Underserved patients with baseline uncontrolled diabetes who were managed by a clinical pharmacist in the outpatient setting had a higher decrease in A1c compared with usual care. The changes in diabetes-related hospitalizations and diabetes-related ED visits were in the hypothesized direction, but the comparison for ED visits was not statistically significant.
糖尿病与大量发病率和死亡率密切相关。随着糖尿病患病率的上升,对以糖尿病管理为重点的临床药学服务在门诊诊所的需求也有所增加。然而,需要更多的数据来确定临床药师在预防糖尿病相关住院和糖尿病患者急诊就诊方面的总体影响,尤其是在服务不足的人群中。
评估临床药学服务对糖化血红蛋白测量值变化、糖尿病相关住院次数和糖尿病相关急诊就诊次数的影响,这些都是未经临床药师管理的患者。
这是一项回顾性研究,评估了在德克萨斯州中部社区护理门诊就诊的患者接受临床药师管理的糖尿病患者与未接受临床药师管理的患者的变化情况。患者年龄在 18 至 89 岁之间,被诊断患有 1 型或 2 型糖尿病,使用电子病历进行识别。在 2007 年 7 月 1 日至 2011 年 7 月 1 日期间,患者的糖化血红蛋白控制较差,基线(指数)为 A1c≥9%,至少有 3 次与临床药师的就诊或 3 次接受常规护理。至少有 1 年的预指数数据、1 年的后指数随访和后指数 A1c 测量值的患者被纳入研究。采用倾向评分(PS)匹配来创建 1:1 队列。采用 t 检验计算主要结局变量(A1c 变化、糖尿病相关住院次数变化和糖尿病相关急诊就诊次数变化)的结果。此外,还使用一般线性模型(GLM)来控制基线人口统计学和临床特征。

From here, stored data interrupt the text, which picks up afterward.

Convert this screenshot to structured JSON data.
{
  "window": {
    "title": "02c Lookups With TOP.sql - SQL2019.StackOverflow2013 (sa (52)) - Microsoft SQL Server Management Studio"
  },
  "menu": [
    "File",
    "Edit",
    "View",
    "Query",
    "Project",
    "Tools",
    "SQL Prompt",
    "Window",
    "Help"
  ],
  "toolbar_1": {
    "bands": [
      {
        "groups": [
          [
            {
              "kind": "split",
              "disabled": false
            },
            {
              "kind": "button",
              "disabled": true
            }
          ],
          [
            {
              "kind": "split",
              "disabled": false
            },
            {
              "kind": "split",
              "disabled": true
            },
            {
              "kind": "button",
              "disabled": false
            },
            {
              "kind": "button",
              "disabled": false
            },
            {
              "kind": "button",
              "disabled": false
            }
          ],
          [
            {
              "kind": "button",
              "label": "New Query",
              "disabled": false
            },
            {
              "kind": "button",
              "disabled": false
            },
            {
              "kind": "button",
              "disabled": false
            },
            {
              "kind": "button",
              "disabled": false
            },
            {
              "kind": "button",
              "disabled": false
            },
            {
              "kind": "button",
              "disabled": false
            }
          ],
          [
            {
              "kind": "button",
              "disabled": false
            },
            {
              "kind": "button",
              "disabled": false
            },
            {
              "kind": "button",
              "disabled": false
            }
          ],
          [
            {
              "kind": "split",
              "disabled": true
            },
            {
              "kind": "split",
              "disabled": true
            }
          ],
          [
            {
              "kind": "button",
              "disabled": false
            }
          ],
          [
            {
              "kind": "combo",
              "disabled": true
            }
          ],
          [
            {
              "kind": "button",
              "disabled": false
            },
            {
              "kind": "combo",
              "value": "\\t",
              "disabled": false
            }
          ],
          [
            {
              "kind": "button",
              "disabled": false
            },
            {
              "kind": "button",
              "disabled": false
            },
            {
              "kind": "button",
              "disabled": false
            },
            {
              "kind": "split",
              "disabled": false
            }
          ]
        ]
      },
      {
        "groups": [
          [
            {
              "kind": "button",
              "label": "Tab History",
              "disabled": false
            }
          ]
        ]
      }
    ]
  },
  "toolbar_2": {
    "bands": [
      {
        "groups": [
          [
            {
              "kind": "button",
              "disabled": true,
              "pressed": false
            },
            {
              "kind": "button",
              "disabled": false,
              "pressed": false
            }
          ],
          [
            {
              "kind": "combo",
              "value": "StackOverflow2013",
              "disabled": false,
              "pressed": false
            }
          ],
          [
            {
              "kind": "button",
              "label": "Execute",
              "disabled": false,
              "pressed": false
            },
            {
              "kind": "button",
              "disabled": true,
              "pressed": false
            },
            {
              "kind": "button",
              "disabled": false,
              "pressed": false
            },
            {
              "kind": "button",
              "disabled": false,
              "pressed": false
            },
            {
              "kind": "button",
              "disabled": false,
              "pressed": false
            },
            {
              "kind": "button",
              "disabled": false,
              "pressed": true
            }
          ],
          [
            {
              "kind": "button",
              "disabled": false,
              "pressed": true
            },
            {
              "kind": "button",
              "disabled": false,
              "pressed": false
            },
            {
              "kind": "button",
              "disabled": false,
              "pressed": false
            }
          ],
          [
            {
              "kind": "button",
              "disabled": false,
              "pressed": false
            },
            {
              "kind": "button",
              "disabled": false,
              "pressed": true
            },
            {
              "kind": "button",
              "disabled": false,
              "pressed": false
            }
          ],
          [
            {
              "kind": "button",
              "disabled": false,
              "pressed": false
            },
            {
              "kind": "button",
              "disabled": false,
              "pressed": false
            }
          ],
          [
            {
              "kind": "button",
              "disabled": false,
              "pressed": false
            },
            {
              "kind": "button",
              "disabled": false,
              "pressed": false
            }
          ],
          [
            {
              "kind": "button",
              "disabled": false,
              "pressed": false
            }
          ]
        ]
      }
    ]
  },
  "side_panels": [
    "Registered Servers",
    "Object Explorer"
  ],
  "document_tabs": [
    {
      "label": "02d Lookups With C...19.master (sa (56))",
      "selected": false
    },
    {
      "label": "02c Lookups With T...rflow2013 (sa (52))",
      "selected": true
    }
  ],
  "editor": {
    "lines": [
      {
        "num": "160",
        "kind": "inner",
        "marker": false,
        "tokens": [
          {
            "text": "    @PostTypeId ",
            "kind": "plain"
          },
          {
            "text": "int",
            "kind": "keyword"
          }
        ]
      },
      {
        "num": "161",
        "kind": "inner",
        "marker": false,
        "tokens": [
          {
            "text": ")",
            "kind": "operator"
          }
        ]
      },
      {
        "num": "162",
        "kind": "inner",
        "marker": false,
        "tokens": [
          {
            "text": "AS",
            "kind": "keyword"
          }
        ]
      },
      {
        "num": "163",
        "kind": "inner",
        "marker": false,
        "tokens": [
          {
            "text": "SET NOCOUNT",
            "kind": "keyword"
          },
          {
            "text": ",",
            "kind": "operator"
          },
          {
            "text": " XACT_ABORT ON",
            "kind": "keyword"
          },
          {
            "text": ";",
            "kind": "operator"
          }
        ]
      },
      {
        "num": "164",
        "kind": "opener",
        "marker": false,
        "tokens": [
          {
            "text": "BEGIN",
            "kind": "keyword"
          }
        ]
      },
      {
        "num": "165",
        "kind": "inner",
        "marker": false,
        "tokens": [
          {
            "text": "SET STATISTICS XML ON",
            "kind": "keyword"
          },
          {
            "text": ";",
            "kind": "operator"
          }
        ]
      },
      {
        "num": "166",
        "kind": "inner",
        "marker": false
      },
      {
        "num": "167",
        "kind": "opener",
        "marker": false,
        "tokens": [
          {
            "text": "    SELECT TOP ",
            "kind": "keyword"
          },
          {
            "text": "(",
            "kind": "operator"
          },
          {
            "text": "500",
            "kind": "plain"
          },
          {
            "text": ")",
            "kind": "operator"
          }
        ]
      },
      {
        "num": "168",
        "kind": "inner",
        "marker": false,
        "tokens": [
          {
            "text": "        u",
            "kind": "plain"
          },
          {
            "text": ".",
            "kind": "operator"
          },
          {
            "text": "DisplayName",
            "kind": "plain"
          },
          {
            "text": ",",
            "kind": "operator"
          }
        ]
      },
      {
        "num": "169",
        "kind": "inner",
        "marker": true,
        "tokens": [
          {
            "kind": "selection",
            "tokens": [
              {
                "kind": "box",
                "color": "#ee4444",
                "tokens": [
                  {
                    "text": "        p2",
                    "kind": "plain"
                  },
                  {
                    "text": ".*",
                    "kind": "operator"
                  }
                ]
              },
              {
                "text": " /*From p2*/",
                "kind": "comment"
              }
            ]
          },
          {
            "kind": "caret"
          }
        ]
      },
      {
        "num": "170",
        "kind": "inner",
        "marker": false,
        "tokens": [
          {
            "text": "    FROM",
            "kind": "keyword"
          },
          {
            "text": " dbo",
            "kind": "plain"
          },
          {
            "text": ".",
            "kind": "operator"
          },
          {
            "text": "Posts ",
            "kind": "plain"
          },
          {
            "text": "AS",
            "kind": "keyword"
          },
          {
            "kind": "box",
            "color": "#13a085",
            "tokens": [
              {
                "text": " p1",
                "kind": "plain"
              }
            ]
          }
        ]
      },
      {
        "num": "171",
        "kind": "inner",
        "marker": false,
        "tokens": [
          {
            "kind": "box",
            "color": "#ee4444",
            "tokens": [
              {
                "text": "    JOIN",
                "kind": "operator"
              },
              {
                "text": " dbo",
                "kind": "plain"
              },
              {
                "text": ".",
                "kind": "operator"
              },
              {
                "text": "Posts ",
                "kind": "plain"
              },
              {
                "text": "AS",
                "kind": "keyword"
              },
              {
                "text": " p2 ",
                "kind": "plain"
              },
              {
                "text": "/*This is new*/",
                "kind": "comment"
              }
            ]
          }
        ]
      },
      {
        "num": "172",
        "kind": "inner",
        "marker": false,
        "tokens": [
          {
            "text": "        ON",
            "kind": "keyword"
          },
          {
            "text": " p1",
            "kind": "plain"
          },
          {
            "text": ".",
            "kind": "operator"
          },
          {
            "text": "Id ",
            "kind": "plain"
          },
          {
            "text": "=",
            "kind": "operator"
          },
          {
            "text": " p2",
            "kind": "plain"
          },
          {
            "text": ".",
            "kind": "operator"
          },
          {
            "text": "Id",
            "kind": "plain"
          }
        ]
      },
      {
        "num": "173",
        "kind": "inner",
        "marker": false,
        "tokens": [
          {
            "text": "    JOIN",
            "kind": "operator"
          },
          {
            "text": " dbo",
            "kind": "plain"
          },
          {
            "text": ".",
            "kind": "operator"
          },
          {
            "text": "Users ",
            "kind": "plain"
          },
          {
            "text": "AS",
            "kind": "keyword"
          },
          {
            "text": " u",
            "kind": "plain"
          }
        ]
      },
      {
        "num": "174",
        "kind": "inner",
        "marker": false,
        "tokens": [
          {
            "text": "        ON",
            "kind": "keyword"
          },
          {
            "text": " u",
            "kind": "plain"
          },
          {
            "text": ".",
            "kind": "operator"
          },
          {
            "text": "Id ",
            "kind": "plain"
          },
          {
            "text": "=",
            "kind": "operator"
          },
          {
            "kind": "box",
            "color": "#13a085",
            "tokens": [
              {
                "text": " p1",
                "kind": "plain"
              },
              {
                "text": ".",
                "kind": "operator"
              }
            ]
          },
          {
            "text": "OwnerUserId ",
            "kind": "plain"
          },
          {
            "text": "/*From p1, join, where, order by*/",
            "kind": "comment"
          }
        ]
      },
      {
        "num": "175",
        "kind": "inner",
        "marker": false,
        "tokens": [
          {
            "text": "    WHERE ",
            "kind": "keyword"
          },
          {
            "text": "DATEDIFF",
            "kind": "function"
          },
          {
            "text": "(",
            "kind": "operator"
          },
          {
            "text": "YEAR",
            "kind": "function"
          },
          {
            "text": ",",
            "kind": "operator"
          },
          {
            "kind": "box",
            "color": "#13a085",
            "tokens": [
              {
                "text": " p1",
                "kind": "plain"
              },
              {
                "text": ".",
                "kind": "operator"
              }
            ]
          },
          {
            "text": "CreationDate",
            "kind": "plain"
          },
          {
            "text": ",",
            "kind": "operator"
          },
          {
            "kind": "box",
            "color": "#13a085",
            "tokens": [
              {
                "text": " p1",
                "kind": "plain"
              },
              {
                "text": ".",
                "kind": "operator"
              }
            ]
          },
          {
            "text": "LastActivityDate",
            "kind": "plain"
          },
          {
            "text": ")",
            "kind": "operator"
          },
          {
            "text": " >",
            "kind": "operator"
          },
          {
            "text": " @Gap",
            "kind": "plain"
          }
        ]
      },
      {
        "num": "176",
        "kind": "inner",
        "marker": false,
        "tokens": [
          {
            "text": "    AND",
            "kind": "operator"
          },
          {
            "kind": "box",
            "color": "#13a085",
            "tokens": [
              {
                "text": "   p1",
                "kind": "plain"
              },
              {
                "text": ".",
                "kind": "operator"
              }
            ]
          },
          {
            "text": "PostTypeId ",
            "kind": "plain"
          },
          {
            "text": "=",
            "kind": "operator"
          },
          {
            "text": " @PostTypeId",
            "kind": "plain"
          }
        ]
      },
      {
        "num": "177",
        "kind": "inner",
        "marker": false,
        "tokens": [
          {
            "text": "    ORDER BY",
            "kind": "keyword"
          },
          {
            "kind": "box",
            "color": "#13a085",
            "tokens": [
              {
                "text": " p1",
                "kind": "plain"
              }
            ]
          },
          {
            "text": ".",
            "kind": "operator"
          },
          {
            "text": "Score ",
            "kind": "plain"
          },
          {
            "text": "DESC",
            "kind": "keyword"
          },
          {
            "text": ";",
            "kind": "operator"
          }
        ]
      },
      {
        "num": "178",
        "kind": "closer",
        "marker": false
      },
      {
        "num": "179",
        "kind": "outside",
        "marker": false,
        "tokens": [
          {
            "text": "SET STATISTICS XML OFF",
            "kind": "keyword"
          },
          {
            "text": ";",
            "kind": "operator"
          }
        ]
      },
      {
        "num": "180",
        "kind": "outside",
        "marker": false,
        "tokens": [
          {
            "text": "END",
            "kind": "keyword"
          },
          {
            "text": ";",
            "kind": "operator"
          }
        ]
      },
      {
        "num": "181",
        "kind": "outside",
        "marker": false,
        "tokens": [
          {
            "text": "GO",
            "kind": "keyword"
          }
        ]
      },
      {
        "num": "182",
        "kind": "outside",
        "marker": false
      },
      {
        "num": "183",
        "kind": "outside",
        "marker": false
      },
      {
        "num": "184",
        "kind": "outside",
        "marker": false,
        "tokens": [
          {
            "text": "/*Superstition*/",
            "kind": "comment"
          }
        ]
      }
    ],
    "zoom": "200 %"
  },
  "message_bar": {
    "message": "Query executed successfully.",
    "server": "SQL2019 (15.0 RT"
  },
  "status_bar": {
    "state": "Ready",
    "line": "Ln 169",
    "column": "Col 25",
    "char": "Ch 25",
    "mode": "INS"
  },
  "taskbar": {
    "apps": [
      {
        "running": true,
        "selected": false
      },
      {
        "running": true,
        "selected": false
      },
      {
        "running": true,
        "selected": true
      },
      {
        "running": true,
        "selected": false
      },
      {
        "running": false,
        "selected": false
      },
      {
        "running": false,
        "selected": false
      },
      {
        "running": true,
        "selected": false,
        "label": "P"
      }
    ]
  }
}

共有 782 名患者符合纳入标准,其中 557 名在常规护理(对照组)组,225 名在临床药学(干预组)组。PS 匹配提供了每个队列 220 名患者的 1:1 匹配样本。在评估从预指数年到后指数年的糖尿病相关住院次数变化时,对照组患者的住院次数增加了 8 次(每 220 名患者 8 次就诊,平均=0.036,标准差=0.284),而干预组的住院次数减少了 1 次(每 220 名患者减少 1 次就诊,平均=-0.005,标准差=0.278)。t 检验(P=0.06)和 GLM 模型(P=0.06)均表明差异具有统计学意义。在评估从预指数年到后指数年的糖尿病相关急诊就诊次数变化时,我们发现对照组患者的急诊就诊次数增加了 16 次(每 220 名患者 16 次就诊,平均=0.073,标准差=0.584),而干预组的急诊就诊次数增加了 4 次(每 220 名患者增加 4 次就诊,平均=-0.018,标准差=0.641)。t 检验(P=0.18)和 GLM 模型(P=0.28)均表明差异无统计学意义。两组患者的 A1c 水平在后指数期均有所降低。对照组 A1c 降低了 1.50(从 11.17 降至 9.67,标准差=2.49)。干预组 A1c 降低了 1.90(从 11.09 降至 9.19,标准差=2.44)。t 检验(P=0.04)和 GLM 模型(P=0.05)均表明 A1c 差异具有统计学意义。
在门诊环境中接受临床药师管理的基线未控制糖尿病的服务不足患者的 A1c 降低幅度高于常规护理。糖尿病相关住院和糖尿病相关急诊就诊次数的变化方向与假设一致,但急诊就诊次数的比较没有统计学意义。